Ich wollte nie Teiche, und jetzt will ich sie nicht mehr missen...

Anbei noch das Detailfoto vom vorderen Mini und eines vom zweiten Mini im hinteren Gartenbereich. Der ist viel kleiner, liegt komplett unter einem __ Ahorn und beherbergt neben Tonnen von Hornkraut einige Krebsscheren, aber auch __ Molche und __ Frösche und Libellenlarven und Millionen von __ Schnecken. 
Wer findet die 3 Frösche?

VG

Sonja


----------



## pema (4. Juni 2016)

Waterlily schrieb:


> Wichtig ist mir, dass das komplette System inkl. Tiere sich dauerhaft wohlfühlt und nicht irgendwann kippt.


Hallo Sonja,
ein Gewässer 'kippt' äußerst selten, denn das heißt, dass jegliches Leben im Teich stirbt. Selbst Bakterien. Meist geschieht so etwas durch äußere Einflüsse, wie z.B. durch giftige industrielle Abwässer.
Wenn du Wert auf bestimmte Pflanzen legst (Z.B. die Seerose), musst du ihr Platz schaffen. Ansonsten kann es natürlich sein, dass sie untergeht.

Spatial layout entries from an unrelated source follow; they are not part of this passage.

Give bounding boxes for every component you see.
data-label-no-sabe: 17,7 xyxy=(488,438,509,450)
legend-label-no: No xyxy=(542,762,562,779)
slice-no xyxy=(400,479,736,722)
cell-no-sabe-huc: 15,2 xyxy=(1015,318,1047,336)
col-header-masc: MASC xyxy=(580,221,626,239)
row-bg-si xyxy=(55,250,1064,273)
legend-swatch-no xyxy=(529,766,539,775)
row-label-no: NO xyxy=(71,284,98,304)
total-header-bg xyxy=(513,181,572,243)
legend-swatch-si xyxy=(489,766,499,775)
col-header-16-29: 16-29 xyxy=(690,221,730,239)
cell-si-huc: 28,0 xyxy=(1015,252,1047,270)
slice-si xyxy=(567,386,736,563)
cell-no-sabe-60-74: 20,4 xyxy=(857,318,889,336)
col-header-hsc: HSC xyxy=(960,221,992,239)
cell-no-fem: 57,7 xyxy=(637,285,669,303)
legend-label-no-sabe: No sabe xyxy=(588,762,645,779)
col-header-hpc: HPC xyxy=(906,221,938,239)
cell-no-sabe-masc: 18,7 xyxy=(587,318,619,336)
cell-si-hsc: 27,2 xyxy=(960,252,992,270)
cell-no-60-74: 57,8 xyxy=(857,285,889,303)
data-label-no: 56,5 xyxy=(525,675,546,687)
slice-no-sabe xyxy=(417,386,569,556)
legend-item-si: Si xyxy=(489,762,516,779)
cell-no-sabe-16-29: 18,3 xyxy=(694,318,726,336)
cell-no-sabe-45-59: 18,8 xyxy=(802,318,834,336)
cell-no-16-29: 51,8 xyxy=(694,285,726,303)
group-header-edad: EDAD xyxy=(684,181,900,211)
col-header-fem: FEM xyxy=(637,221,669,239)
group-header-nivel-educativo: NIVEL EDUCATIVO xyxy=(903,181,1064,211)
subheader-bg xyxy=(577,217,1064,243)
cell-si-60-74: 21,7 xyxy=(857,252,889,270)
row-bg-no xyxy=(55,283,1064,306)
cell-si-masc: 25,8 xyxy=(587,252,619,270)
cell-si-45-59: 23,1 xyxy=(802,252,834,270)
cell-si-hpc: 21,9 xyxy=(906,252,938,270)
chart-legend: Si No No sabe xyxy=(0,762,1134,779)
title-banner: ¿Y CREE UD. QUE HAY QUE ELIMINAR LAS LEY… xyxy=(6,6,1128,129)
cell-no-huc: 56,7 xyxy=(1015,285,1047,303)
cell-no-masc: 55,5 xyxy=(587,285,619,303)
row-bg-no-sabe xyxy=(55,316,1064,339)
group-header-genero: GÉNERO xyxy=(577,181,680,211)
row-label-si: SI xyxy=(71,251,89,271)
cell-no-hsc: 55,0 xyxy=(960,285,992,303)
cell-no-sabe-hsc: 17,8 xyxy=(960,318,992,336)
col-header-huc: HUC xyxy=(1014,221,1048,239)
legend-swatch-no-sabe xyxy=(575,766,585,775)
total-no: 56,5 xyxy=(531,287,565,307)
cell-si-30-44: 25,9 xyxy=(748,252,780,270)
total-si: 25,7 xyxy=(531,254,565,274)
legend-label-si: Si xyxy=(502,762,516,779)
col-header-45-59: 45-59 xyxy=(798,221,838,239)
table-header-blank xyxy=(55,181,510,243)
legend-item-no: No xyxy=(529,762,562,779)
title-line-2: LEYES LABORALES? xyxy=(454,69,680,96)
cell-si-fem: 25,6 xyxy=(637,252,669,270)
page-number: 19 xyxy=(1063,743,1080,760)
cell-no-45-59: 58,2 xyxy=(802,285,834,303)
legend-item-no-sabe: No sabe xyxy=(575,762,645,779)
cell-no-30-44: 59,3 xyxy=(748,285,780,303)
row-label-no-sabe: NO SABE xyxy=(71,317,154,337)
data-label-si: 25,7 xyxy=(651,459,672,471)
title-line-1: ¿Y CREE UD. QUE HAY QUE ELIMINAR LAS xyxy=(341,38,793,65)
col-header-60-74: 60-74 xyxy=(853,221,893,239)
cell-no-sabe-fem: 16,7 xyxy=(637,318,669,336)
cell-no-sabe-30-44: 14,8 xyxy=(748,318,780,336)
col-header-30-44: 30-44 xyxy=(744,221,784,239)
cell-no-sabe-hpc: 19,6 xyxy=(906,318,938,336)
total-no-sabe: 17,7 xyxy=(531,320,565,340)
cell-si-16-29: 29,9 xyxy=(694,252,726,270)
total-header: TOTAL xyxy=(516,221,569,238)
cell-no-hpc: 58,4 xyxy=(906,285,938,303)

Wichtig ist einfach nur, auf die im Teich lebenden Tiere Rücksicht zu nehmen. Nicht gerade dann alles rausreißen, wenn z.B. die __ Molche ihre Eier an die Pflanzen kleben und ansonsten alles gut durchschauen was man rausholt....damit kann man Stunden verbringen und findet so manches Interessante.
petra


----------



## Waterlily (5. Juni 2016)

Dann kann ich ja beruhigt das Teichlein in Ruhe lassen bis zum Herbst. Wenn die __ Molche ausgezogen sind werde ich mal vorsichtig nachschauen, was sich so alles in den Tiefen der Schale findet und einiges von den Pflanzen - vor allem __ Hornkraut - entfernen. 

Danke für eure Ratschläge!

Sonja


----------